Lee Olesky

CEO

Tradeweb

Lee Olesky is the co-founder and Chief Executive Officer of Tradeweb Markets (Nasdaq: TW), and serves on the company’s board of directors.

Olesky co-founded Tradeweb in 1996, and since then has been a central figure in the evolution of electronic trading globally. From its start trading U.S. treasuries in the early days of the Internet, Tradeweb has grown to become a leading, global operator of electronic marketplaces for rates, credit, equities and money markets. Olesky has been at the forefront of the trend towards electronic execution and digital processing, using machine learning and a range of other advanced technologies to promote smarter trading decisions, more efficient risk transfer, and robust compliance processes for approximately 2,500 Tradeweb clients in more than 65 countries. In all, Olesky has led Tradeweb from an early-stage startup with $8 million in financing to becoming one of the most successful IPOs of 2019, surpassing $10 billion in market capitalization during its first year of listing.
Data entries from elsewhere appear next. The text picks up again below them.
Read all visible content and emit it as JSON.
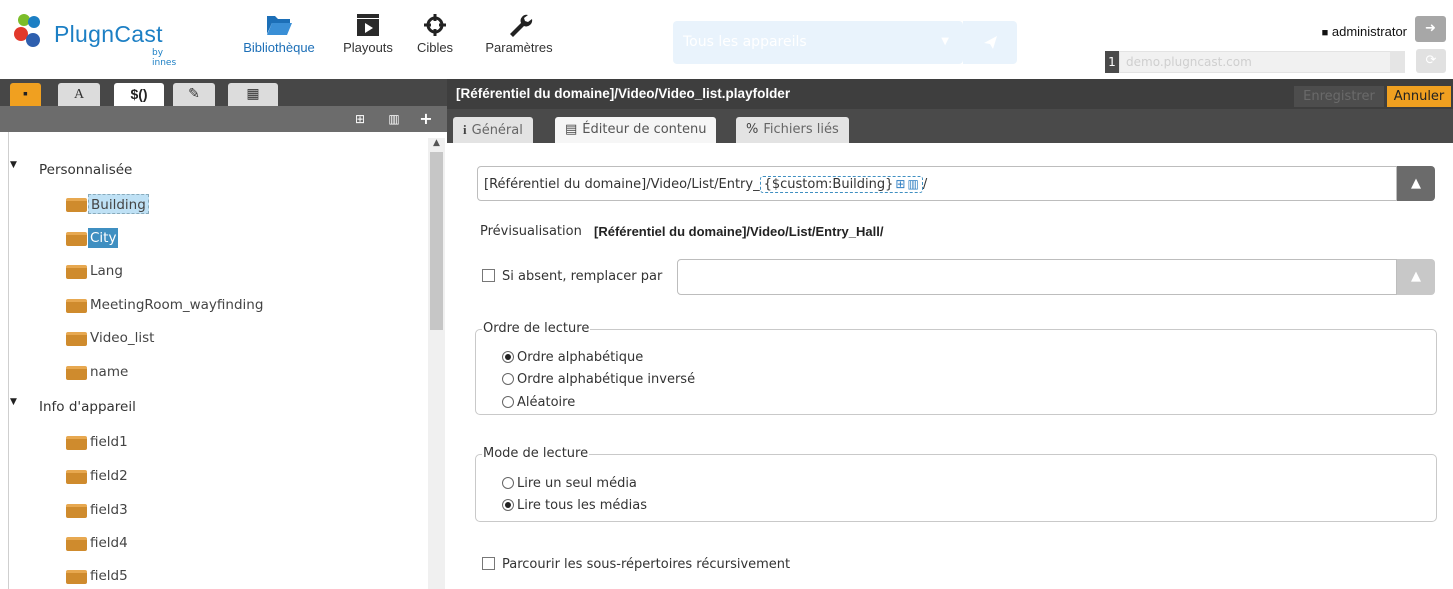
{
  "app": {
    "logo_text": "PlugnCast",
    "logo_sub": "by innes"
  },
  "nav": [
    {
      "label": "Bibliothèque",
      "icon": "folder-open-icon",
      "active": true
    },
    {
      "label": "Playouts",
      "icon": "film-icon"
    },
    {
      "label": "Cibles",
      "icon": "crosshairs-icon"
    },
    {
      "label": "Paramètres",
      "icon": "wrench-icon"
    }
  ],
  "device_select": {
    "placeholder": "Tous les appareils"
  },
  "user": {
    "name": "administrator"
  },
  "domain": {
    "index": "1",
    "value": "demo.plugncast.com"
  },
  "left": {
    "tabs": [
      {
        "label": "",
        "icon": "archive-icon"
      },
      {
        "label": "A"
      },
      {
        "label": "$()",
        "active": true
      },
      {
        "label": "",
        "icon": "tag-icon"
      },
      {
        "label": "",
        "icon": "calendar-icon"
      }
    ],
    "groups": [
      {
        "label": "Personnalisée",
        "items": [
          "Building",
          "City",
          "Lang",
          "MeetingRoom_wayfinding",
          "Video_list",
          "name"
        ]
      },
      {
        "label": "Info d'appareil",
        "items": [
          "field1",
          "field2",
          "field3",
          "field4",
          "field5"
        ]
      }
    ]
  },
  "editor": {
    "title": "[Référentiel du domaine]/Video/Video_list.playfolder",
    "save_label": "Enregistrer",
    "cancel_label": "Annuler",
    "tabs": {
      "general": "Général",
      "content_editor": "Éditeur de contenu",
      "linked_files": "Fichiers liés"
    },
    "path_prefix": "[Référentiel du domaine]/Video/List/Entry_",
    "path_chip": "{$custom:Building}",
    "path_suffix": "/",
    "preview_label": "Prévisualisation",
    "preview_value": "[Référentiel du domaine]/Video/List/Entry_Hall/",
    "if_absent_label": "Si absent, remplacer par",
    "if_absent_value": "",
    "order_legend": "Ordre de lecture",
    "order_options": [
      "Ordre alphabétique",
      "Ordre alphabétique inversé",
      "Aléatoire"
    ],
    "order_selected": 0,
    "mode_legend": "Mode de lecture",
    "mode_options": [
      "Lire un seul média",
      "Lire tous les médias"
    ],
    "mode_selected": 1,
    "recursive_label": "Parcourir les sous-répertoires récursivement",
    "recursive_checked": false
  },
  "colors": {
    "accent": "#1c7fc4",
    "cancel": "#f0a020",
    "selected": "#3f8fc1",
    "folder": "#cf8b2d"
  }
}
Prior to Tradeweb, Olesky served as Chief Operating Officer for the Fixed Income Americas division at Credit Suisse First Boston. He co-founded Tradeweb in 1996, assembled a consortium of investors, and served as the first chairman of the board of directors. Following that, he started BrokerTec in 1999 and relocated to London where he served as the founding CEO prior to the sale to ICAP.

Olesky rejoined Tradeweb as President in 2002. He remained in London, where he drove the growth of trading in Europe and expansion into derivatives and Asia. Olesky oversaw the sale of Tradeweb in 2004 to the Thomson Corporation, later renamed Thomson Reuters, as well as securing additional investments from a group of bulge bracket investment banks in 2008. During that period, the acquisitions of LeverTrade and Hilliard Farber & Co. accelerated Tradeweb’s entry into the retail and wholesale markets, respectively.
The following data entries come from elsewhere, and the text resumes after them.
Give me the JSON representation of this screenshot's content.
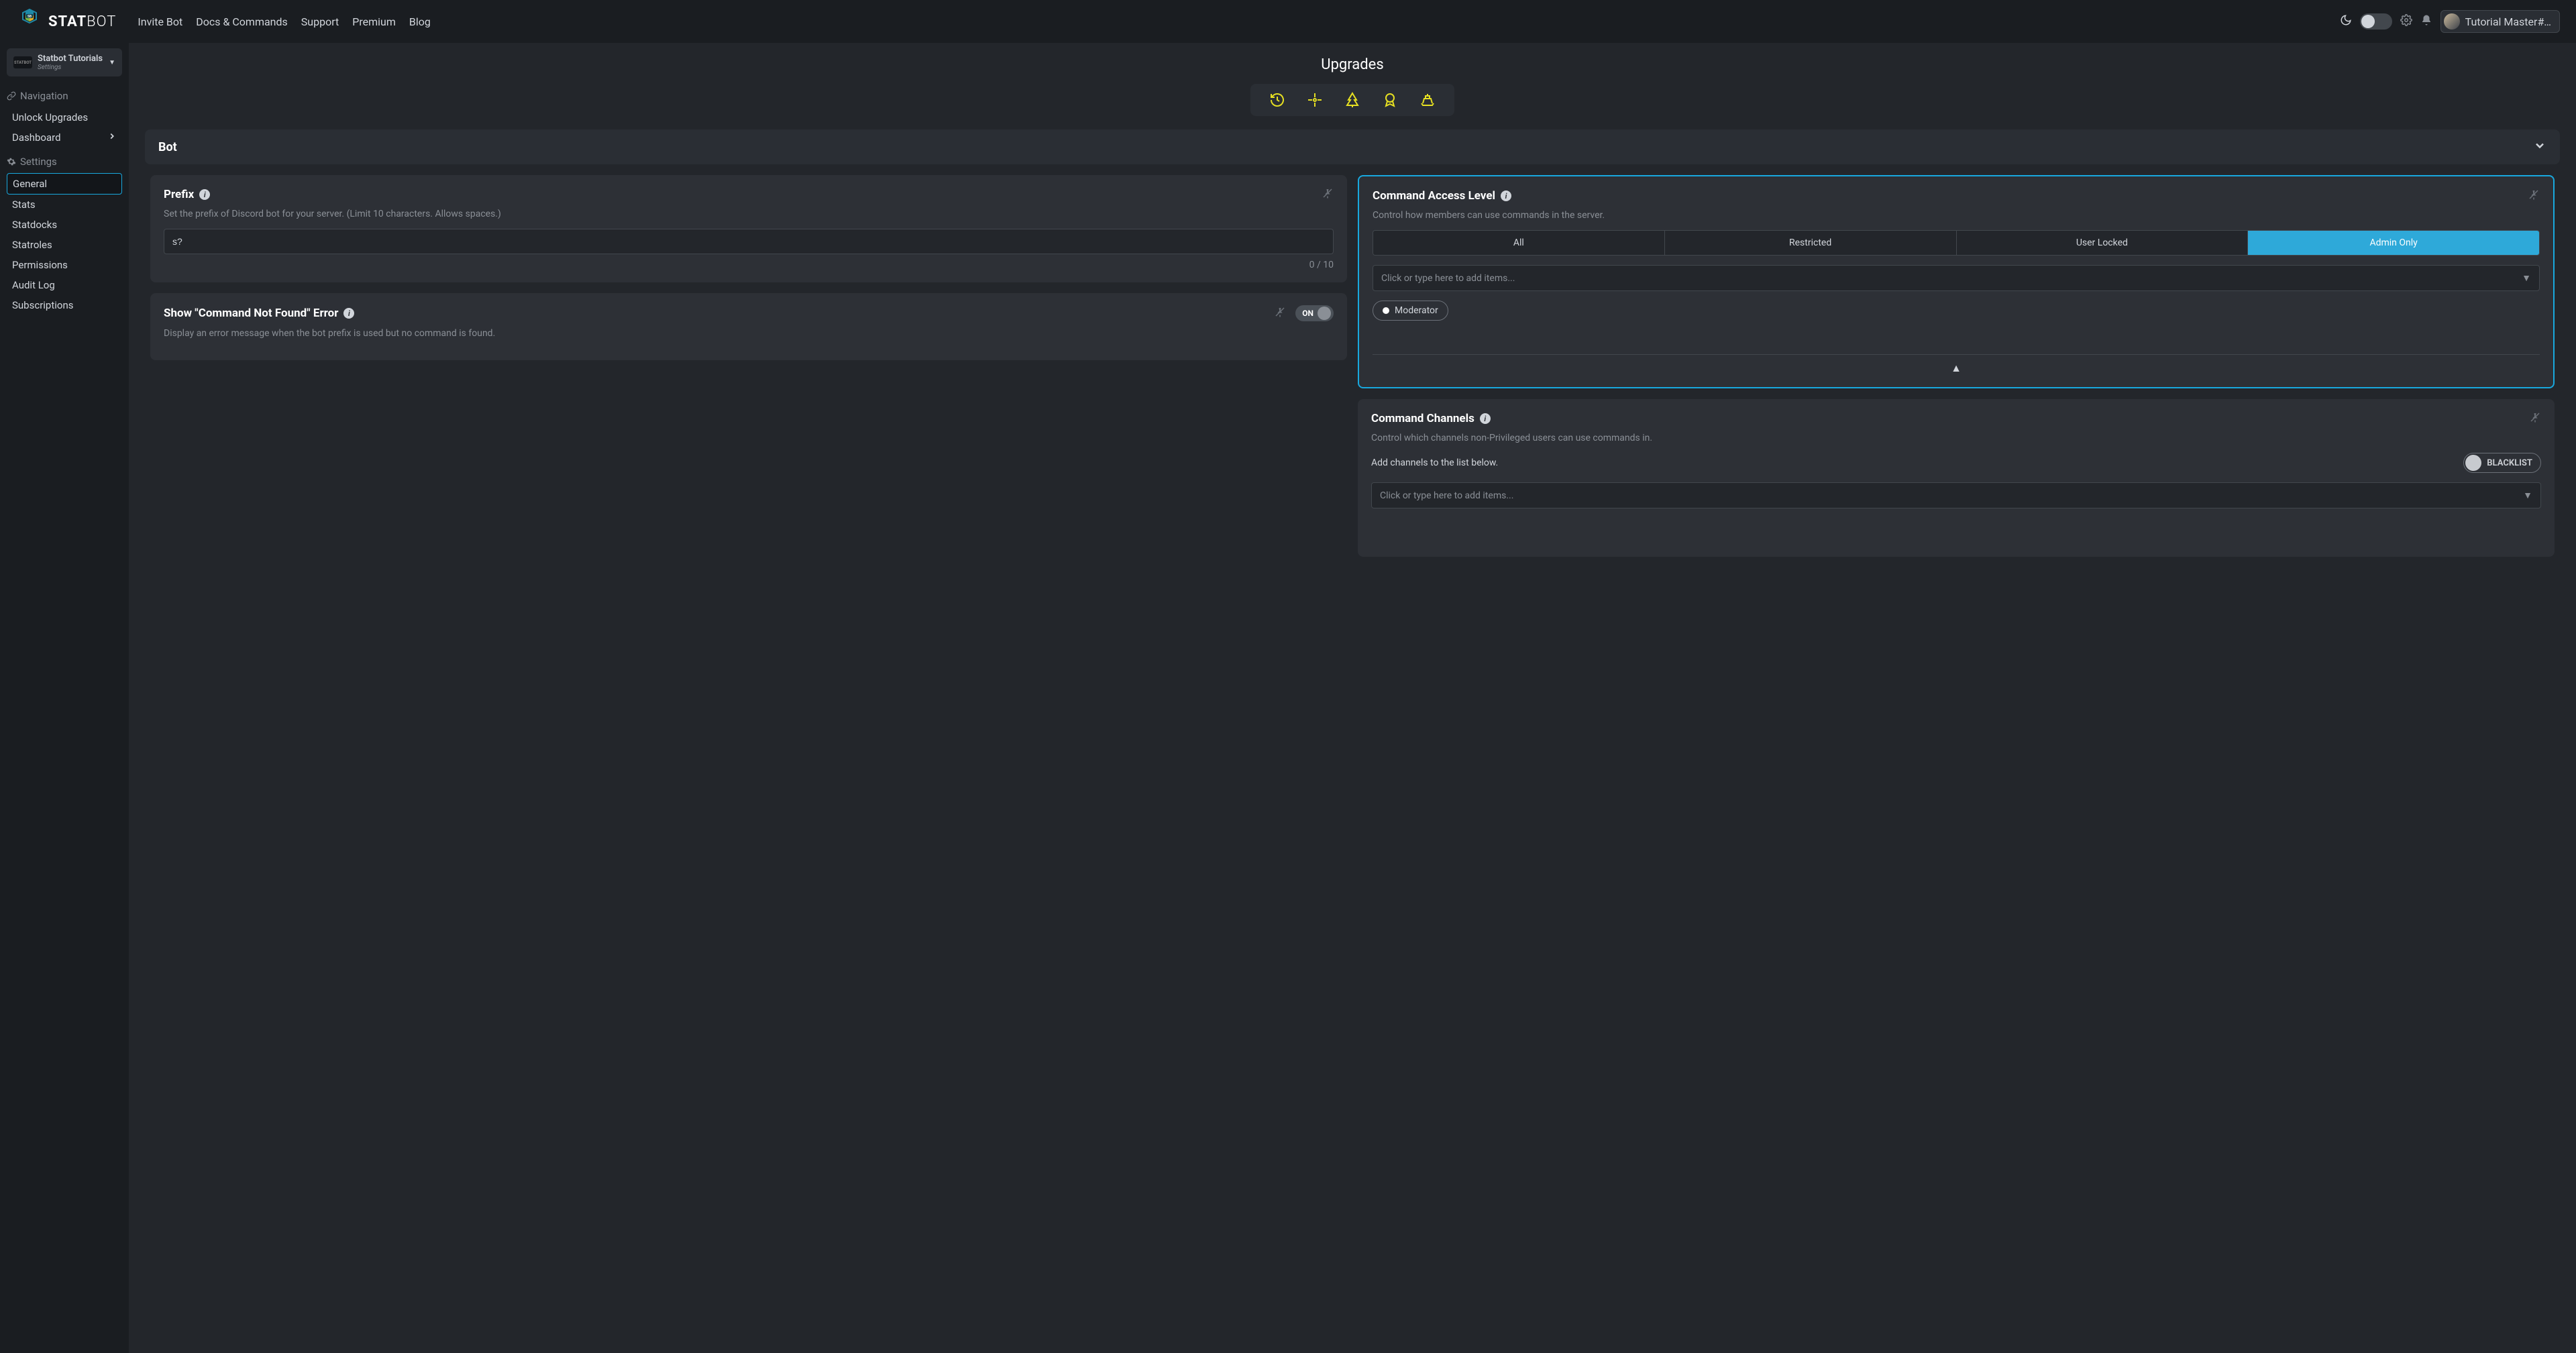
{
  "header": {
    "brand_first": "STAT",
    "brand_second": "BOT",
    "nav": [
      "Invite Bot",
      "Docs & Commands",
      "Support",
      "Premium",
      "Blog"
    ],
    "user": "Tutorial Master#…"
  },
  "sidebar": {
    "server_name": "Statbot Tutorials",
    "server_sub": "Settings",
    "nav_header": "Navigation",
    "nav_items": [
      "Unlock Upgrades",
      "Dashboard"
    ],
    "settings_header": "Settings",
    "settings_items": [
      "General",
      "Stats",
      "Statdocks",
      "Statroles",
      "Permissions",
      "Audit Log",
      "Subscriptions"
    ],
    "active_setting": "General"
  },
  "upgrades_title": "Upgrades",
  "bot_section": "Bot",
  "prefix": {
    "title": "Prefix",
    "desc": "Set the prefix of Discord bot for your server. (Limit 10 characters. Allows spaces.)",
    "value": "s?",
    "counter": "0 / 10"
  },
  "cnf": {
    "title": "Show \"Command Not Found\" Error",
    "desc": "Display an error message when the bot prefix is used but no command is found.",
    "toggle": "ON"
  },
  "cal": {
    "title": "Command Access Level",
    "desc": "Control how members can use commands in the server.",
    "options": [
      "All",
      "Restricted",
      "User Locked",
      "Admin Only"
    ],
    "active": "Admin Only",
    "dropdown_placeholder": "Click or type here to add items...",
    "tags": [
      "Moderator"
    ]
  },
  "cc": {
    "title": "Command Channels",
    "desc": "Control which channels non-Privileged users can use commands in.",
    "sub": "Add channels to the list below.",
    "blacklist": "BLACKLIST",
    "dropdown_placeholder": "Click or type here to add items..."
  }
}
In 2008 Olesky was named CEO of Tradeweb. He returned to New York and embarked upon an ambitious growth strategy that included new initiatives, acquisitions and hires to build out asset classes, client sectors, trading protocols, data and analytics, and regions. Tradeweb acquired BondDesk in 2013 to further expand its presence in the retail market. Derivatives trading also grew rapidly on Tradeweb’s swap execution facilities (SEFs) in the U.S. and multilateral trading facility (MTF) in Europe. In 2017, Tradeweb became the first trading platform to provide institutional clients outside of China with streamlined, electronic access to the China bond market, launching China Bond Connect and opening an office in Shanghai shortly thereafter.

Following two decades of private ownership, under Olesky’s leadership, Tradeweb became a publicly traded company on April 4th, 2019 with one of the most successful IPOs of that year. Tradeweb reached another milestone in March 2020 when average daily trading volume for the month was $1 trillion – its highest month ever.
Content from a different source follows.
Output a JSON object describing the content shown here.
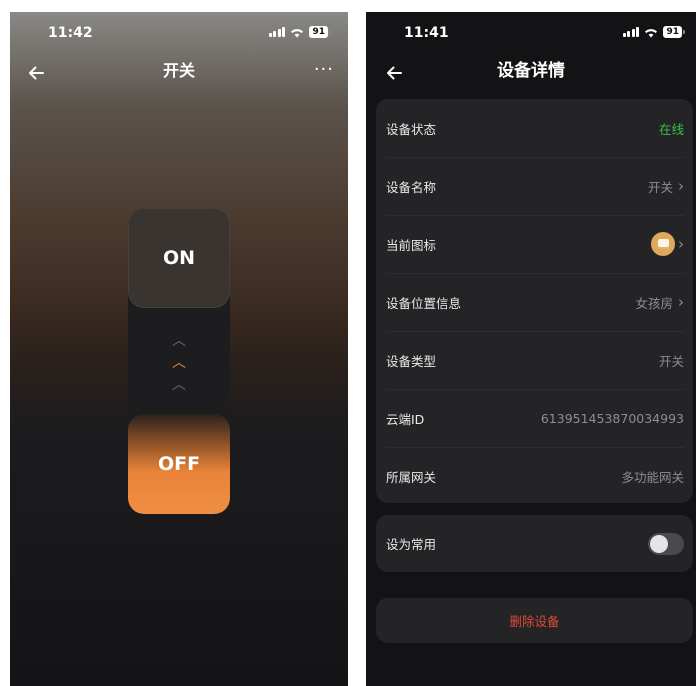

Olesky has received numerous awards and honors over the course of his career, including 11 appearances in Institutional Investor’s annual rankings of the industry’s top financial technology innovators. He was named CEO of the Year by Markets Media in 2019, and received the BritishAmerican Business Entrepreneurial Award in 2016. Olesky is a member of the SEC’s Fixed Income Market Structure Advisory Committee (FIMSAC) and the CFTC’s Technology Advisory Committee (TAC). He serves on the board of trustees of Mount Sinai Health System in New York City and the board of Credit Benchmark, a provider of consensus credit risk analytics. Olesky is a member of the International Advisory Board of BritishAmerican Business and a member of the Leadership Council of Habitat for Humanity New York City.

Olesky earned a bachelor of arts in history from Tulane University and a juris doctorate from George Washington University. He has lectured at the Wharton School at the University of Pennsylvania, the Stanford Graduate School of Business, Judge Business School at the University of Cambridge, and Haas School of Business at the University of California, Berkeley.